IRS Issues Guidance on Stock/Cash Dividends for REITs and RICs

Skadden, Arps, Slate, Meagher & Flom LLP

Nickolas Gianou David J. Goldschmidt Laura A. Kaufmann Belkhayat David Polster Sarah Beth Rizzo Michael J. Schwartz

On August 11, 2017, the Internal Revenue Service released guidance allowing publicly offered real estate investment trusts and regulated investment companies to distribute earnings in a combination of cash and stock as long as shareholders are able to elect to receive cash or stock and the aggregate amount of cash available is at least 20 percent of the total dividend. To the extent shareholders elect to receive more cash than is available, each shareholder who elects to receive all cash must receive a pro rata share of the cash and the rest of the distribution in stock. Because the entire amount of the distribution is taxable to shareholders regardless of the amount of stock they receive, both the cash and the stock amounts count toward satisfying the REIT and RIC distribution requirements for U.S. federal income tax purposes.

The new revenue procedure is based on long-standing provisions of the Internal Revenue Code and consistent with more than 50 private letter rulings that the IRS has routinely issued to REITs and RICs. Stock/cash dividends are most commonly used by companies when converting to REIT status, an event that requires a fully taxable dividend purge of all historic C corporation earnings and profits. Some REITs also use this method to distribute the accumulated earnings and profits of an acquired C corporation, while others find the method helpful in satisfying the annual REIT distribution requirement. The latter is often in connection with the receipt of phantom income, including original issue discount and market discount on certain real estate mortgages and income or gain recognized in connection with the restructuring of real estate mortgages. The new guidance will allow REITs and RICs that would like to issue 80/20 stock/cash dividends to avoid the filing fee, drafting expense and approximately six-month delay associated with obtaining a private letter ruling.

The guidance applies to REITs that are required to file annual and periodic reports with the SEC and RICs whose shares are continuously offered pursuant to a public offering, regularly traded on an established securities market or held by at least 500 persons throughout the taxable year. This limited scope means that some private REITs and RICs, which often use a consent dividend election to make taxable non-cash dividends (a method that is unavailable to public companies), would still need to obtain a private letter ruling to use a stock/cash dividend to satisfy their distribution requirements.
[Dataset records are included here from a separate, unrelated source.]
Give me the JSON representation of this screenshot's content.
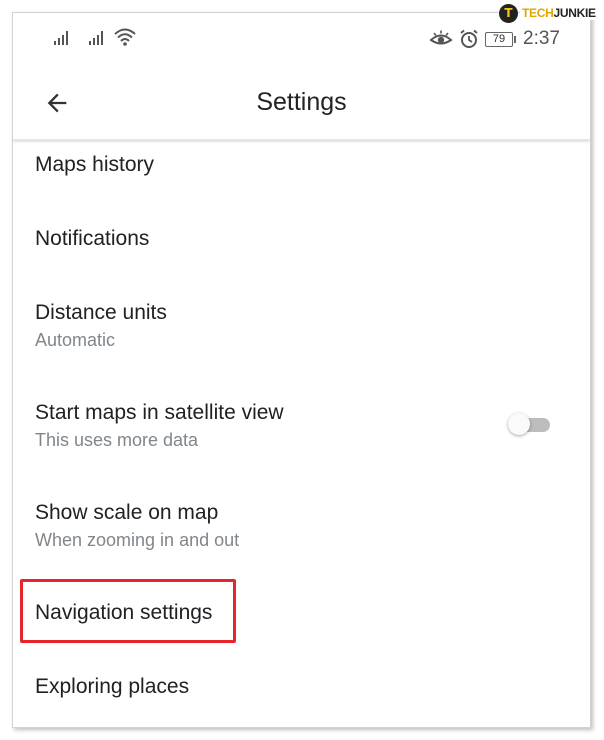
{
  "watermark": {
    "logo_letter": "T",
    "brand_part1": "TECH",
    "brand_part2": "JUNKIE"
  },
  "status_bar": {
    "icons": [
      "signal-icon",
      "signal-icon",
      "wifi-icon",
      "eye-icon",
      "alarm-icon"
    ],
    "battery_level": "79",
    "time": "2:37"
  },
  "app_bar": {
    "back_icon": "arrow-back-icon",
    "title": "Settings"
  },
  "settings": {
    "items": [
      {
        "title": "Maps history"
      },
      {
        "title": "Notifications"
      },
      {
        "title": "Distance units",
        "subtitle": "Automatic"
      },
      {
        "title": "Start maps in satellite view",
        "subtitle": "This uses more data",
        "toggle_on": false
      },
      {
        "title": "Show scale on map",
        "subtitle": "When zooming in and out"
      },
      {
        "title": "Navigation settings",
        "highlighted": true
      },
      {
        "title": "Exploring places"
      }
    ]
  },
  "colors": {
    "highlight": "#e5252a",
    "title_text": "#202124",
    "subtitle_text": "#80868b"
  }
}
The language of the revenue procedure is different from that used in the private letter rulings on this topic. It is also dissimilar from prior revenue procedures that were in effect for the 2008 through 2011 taxable years, which allowed up to 90 percent of the dividend to be made in stock (as long as the shareholder election mechanism was used). The new text is complex, using a host of defined terms and formulas to reach a result consistent with the prior rulings and revenue procedures. The revenue procedure is silent on some points, such as how to treat a shareholder who does not return an election form. REITs and RICs should carefully consider the terms of the shareholder election process, including whether to treat a shareholder who fails to timely return a valid election form as having elected to receive cash or stock. Private letter rulings on the topic explicitly left this decision to the distributing company’s discretion. In addition, REITs and RICs desiring significant additional flexibility in their dividend declaration mechanics might consider seeking a private letter ruling notwithstanding the existence of this revenue procedure.

In light of the additional flexibility afforded under this guidance, a publicly offered REIT or RIC should consider whether to update its disclosure to indicate if it intends to continue to pay cash dividends or to take advantage of the ability to distribute earnings in a combination of cash and stock. Any intended payment of stock/cash dividends will also likely require an update of existing disclosure of the tax implications of investing in the applicable REIT or RIC. In addition, payment of stock/cash dividends will require coordination with the applicable exchange on which the respective REIT or RIC shares are traded.